Juan Luis Panero: Sin rumbo cierto

En El desencanto (Jaime Chávarri, 1976) Juan Luis Panero (1942-2013) interpretaba el papel del snob decadente, treintañero atildado y cosmopolita, fetichista que está de vuelta, hermano mayor distante y airado que nunca salió en plano con Leopoldo María, su trastornado hermano menor, mejor poeta que él. Ya había escrito un par de libros de poemas (A través del tiempo, 1968 y Los trucos de la muerte, 1975), había antologado a su padre, había bebido ríos de whisky escocés, se había fumado dos bibliotecas, había vivido en Londres, Nueva York y México y se había casado y divorciado de Marina Domecq. Había tenido que vender cuanto cuadro o libro heredase de su abuela materna o de su padre para sufragarse los viajes y en general fue viviendo de sus varios trabajos editoriales en Selecciones del Reader’s Digest o en el Círculo de Lectores. Compartió coversaciones y licores con escritores y poetas de ambas orillas (Rulfo, Mutis, Octavio Paz, Vicente Aleixandre, Gerardo Diego, Gastón Baquero) hasta que a finales de los 70 se instaló en el pueblito catalán donde murió hace unos días. Siguió escribiendo poesía, colaborando como articulista en diversos medios, ganando algún premio (Loewe, Ciutat de Barcelona) y sobreviviendo al cáncer de boca que le diagnosticaron con 56 años.

juanluispanero

Fernando Valls, instigador de Sin rumbo cierto, cuenta en el epílogo cómo surgió el libro. A Panero se le había reproducido el cáncer en 1995. Su proyecto de escribir unas “memorias literarias viajeras” había quedado varado en la playa de la enfermedad y su consecuente desánimo. Valls llamó a Beatriz de Moura, de Tusquets, para ver qué le parecía la idea de una memorias de Juan Luis y para que fuera ella quien se lo propuesiera. A ella le entusiasmó la idea. Quería además que las presentarse al premio Comillas organizado por la editorial. Hay que añadir que hacía poco Ricardo Franco había filmado la infame segunda parte de El desencanto, una cosa de pésimo gusto titulada Después de tantos años a la que Juan Luis se prestó porque pagaban bien (también le pagaron bien Chávarri y Querejeta por su papel de paranoico decadente en El desencanto, todo sea dicho). Era el momento perfecto para algo más de carnaza paneriana justo cuando parecía que el primogénito estaba en las últimas.

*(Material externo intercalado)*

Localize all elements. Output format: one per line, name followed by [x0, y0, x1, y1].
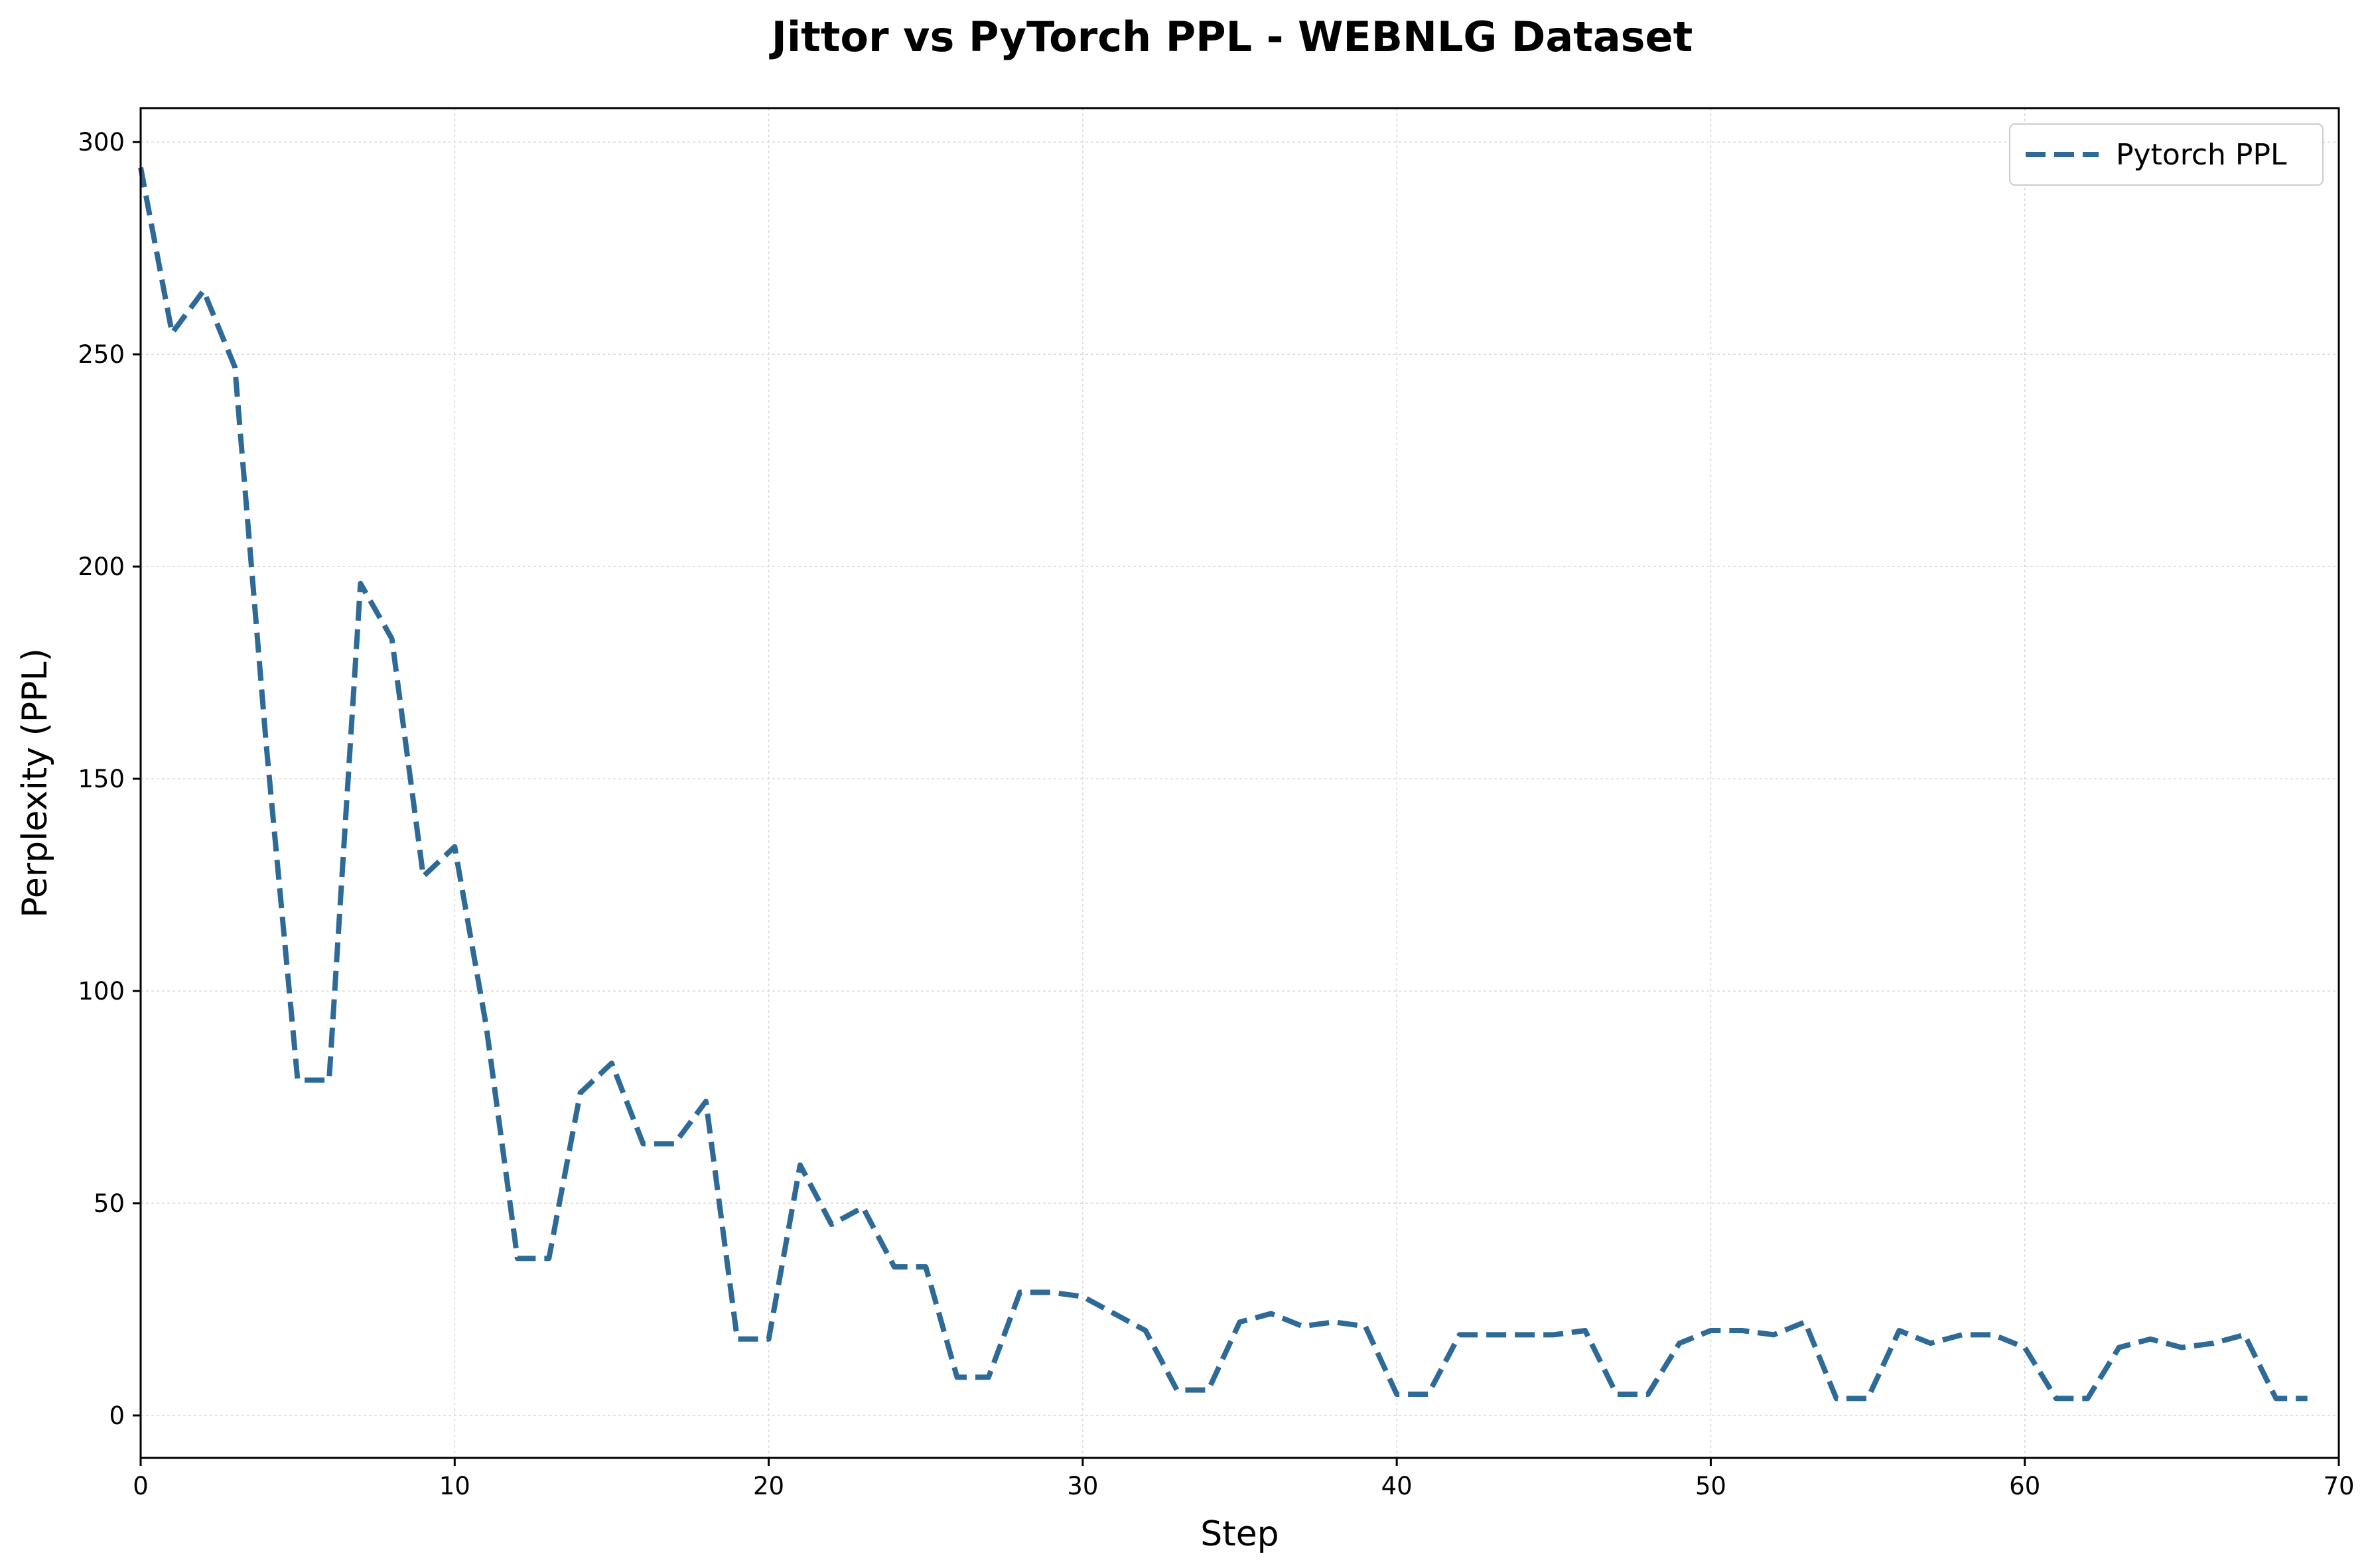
y-axis-label: Perplexity (PPL) [15, 648, 55, 918]
x-tick-label: 70 [2323, 1472, 2354, 1500]
chart-title: Jittor vs PyTorch PPL - WEBNLG Dataset [769, 13, 1693, 61]
y-tick-label: 0 [109, 1402, 125, 1430]
plot-frame [139, 107, 2340, 1459]
y-tick-label: 250 [78, 340, 125, 369]
x-tick-label: 10 [439, 1472, 470, 1500]
y-tick-label: 100 [78, 977, 125, 1006]
x-tick-label: 0 [133, 1472, 149, 1500]
x-tick-label: 40 [1381, 1472, 1413, 1500]
y-tick-label: 150 [78, 765, 125, 793]
y-tick-label: 200 [78, 553, 125, 581]
series-line-0 [138, 166, 2308, 1402]
y-tick-label: 50 [94, 1189, 125, 1218]
y-tick-label: 300 [78, 128, 125, 157]
x-tick-label: 60 [2009, 1472, 2040, 1500]
x-tick-label: 30 [1067, 1472, 1098, 1500]
legend: Pytorch PPL [2009, 123, 2324, 186]
x-tick-label: 50 [1695, 1472, 1726, 1500]
x-tick-label: 20 [753, 1472, 784, 1500]
x-axis-label: Step [1200, 1514, 1279, 1554]
legend-label: Pytorch PPL [2116, 138, 2287, 172]
legend-box [2009, 123, 2324, 186]
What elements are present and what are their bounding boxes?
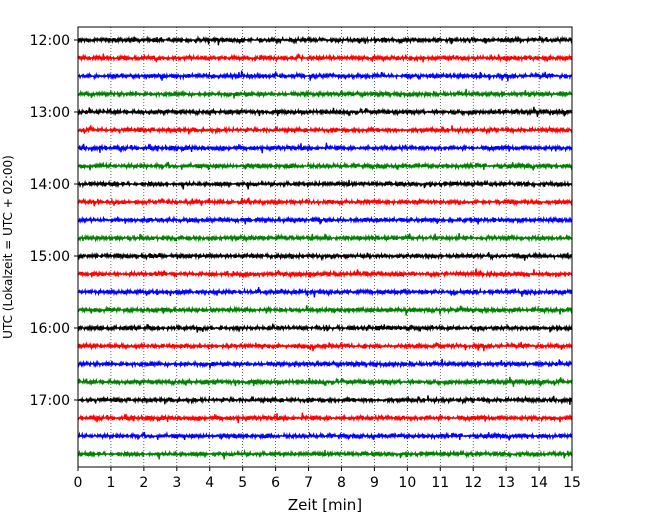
y-tick-label: 15:00 (30, 249, 70, 265)
x-tick-label: 7 (304, 475, 313, 491)
y-axis-ticks: 12:00 13:00 14:00 15:00 16:00 17:00 (30, 33, 78, 409)
trace-1230 (77, 70, 573, 82)
x-tick-label: 13 (497, 475, 515, 491)
trace-1200 (77, 35, 573, 46)
x-tick-label: 15 (563, 475, 581, 491)
trace-1645 (77, 376, 573, 387)
plot-frame (77, 26, 573, 468)
trace-1600 (77, 323, 573, 333)
trace-1745 (77, 448, 573, 460)
trace-1215 (77, 53, 573, 63)
trace-1345 (77, 160, 573, 171)
trace-1630 (77, 358, 573, 369)
trace-1300 (77, 106, 573, 117)
trace-1515 (77, 268, 573, 279)
trace-1530 (77, 287, 573, 298)
trace-1700 (77, 395, 573, 406)
x-tick-label: 3 (172, 475, 181, 491)
x-axis-ticks: 0 1 2 3 4 5 6 7 8 9 10 11 12 13 14 15 (74, 467, 581, 491)
y-tick-label: 14:00 (30, 177, 70, 193)
trace-1445 (77, 233, 573, 243)
x-tick-label: 4 (205, 475, 214, 491)
x-tick-label: 8 (337, 475, 346, 491)
x-axis-label: Zeit [min] (288, 496, 362, 514)
y-tick-label: 16:00 (30, 321, 70, 337)
x-tick-label: 11 (431, 475, 449, 491)
trace-1400 (77, 179, 573, 190)
vertical-grid (110, 27, 540, 467)
x-tick-label: 0 (74, 475, 83, 491)
trace-1715 (77, 412, 573, 424)
x-tick-label: 2 (139, 475, 148, 491)
trace-1315 (77, 125, 573, 136)
trace-1615 (77, 341, 573, 352)
x-tick-label: 5 (238, 475, 247, 491)
y-tick-label: 12:00 (30, 33, 70, 49)
trace-1330 (77, 142, 573, 154)
trace-group (77, 35, 573, 460)
y-tick-label: 17:00 (30, 393, 70, 409)
x-tick-label: 6 (271, 475, 280, 491)
trace-1430 (77, 215, 573, 225)
x-tick-label: 12 (464, 475, 482, 491)
trace-1415 (77, 197, 573, 207)
y-tick-label: 13:00 (30, 105, 70, 121)
y-axis-label: UTC (Lokalzeit = UTC + 02:00) (1, 155, 15, 339)
x-tick-label: 14 (530, 475, 548, 491)
trace-1730 (77, 430, 573, 441)
x-tick-label: 9 (370, 475, 379, 491)
x-tick-label: 10 (398, 475, 416, 491)
x-tick-label: 1 (106, 475, 115, 491)
trace-1245 (77, 88, 573, 99)
trace-1500 (77, 251, 573, 262)
trace-1545 (77, 305, 573, 316)
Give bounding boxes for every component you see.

Sin rumbo cierto (2000) memorias dictadas  -o más bien monologadas- decepciona por su levedad, por su prisa para llegar a tiempo al premio Comillas (que le fue concedido, qué duda cabe). Panero recorre su vida enumerando viajes, encuentros y anécdotas sin tiempo para meandros ni reflexiones de ningún tipo. Esto convierte el libro en una suma, en poco más que una cronología pautada por el apremio de su inmediata exhibición. Comienza con su primer viaje a Londres en 1946, donde su padre el poeta Leopoldo Panero era embajador cultural de Franco. Allí iba a visitarlos T.S Eliot, con su traje gris oscuro y su copita de jerez, agusto en la penumbra. El libro empieza bien pero cualquier ilusión de profundidad se disipa a las pocas páginas. El tono generalmente cínico y ácido de Panero tiene su gracia. Apenas se refiere a sus hermanos y cuando lo hace es desde el rencor y el absoluto desapego: Michi destrozó el piso de su madre de la calle Ibiza junto a su “última y borrachísima mujer”. Con 17 años Leopoldo María compró y leyó las obras completas de Lenin a 40 grados durante un viaje por el Mediterráneo “y así se quedó”.

El libro incluye algunos de sus poemas -experiencias versificadas, construídos en torno a un recuerdo- bastante literales y autobiográficos, lejos del malditismo de su hermano menor y de los novísimos de Castellet. Habla de la influencia decisiva que tuvieron en él Cernuda, Cavafis y, en otro sentido, Camus. Su encuentro con Borges, con Bioy, con Barral. Todo contado a vista de pájaro, sin tiempo y sin ninguna profundidad. Dice Juan Luis muy poco de sí mismo y por eso el libro resulta decepcionante. Su crónica es la de un vividor culto pero negligente y, finalmente, superficial. Cuánto más interesante hubiera sido, por ejemplo, el análisis de la deriva psiquiátrica de la familia a la sombra del padre castrador. Pero el libro es más un catálogo irrelevante de vivencias que el ejercicio espeleológico, bergsoniano, que unas memorias sugieren. Lástima.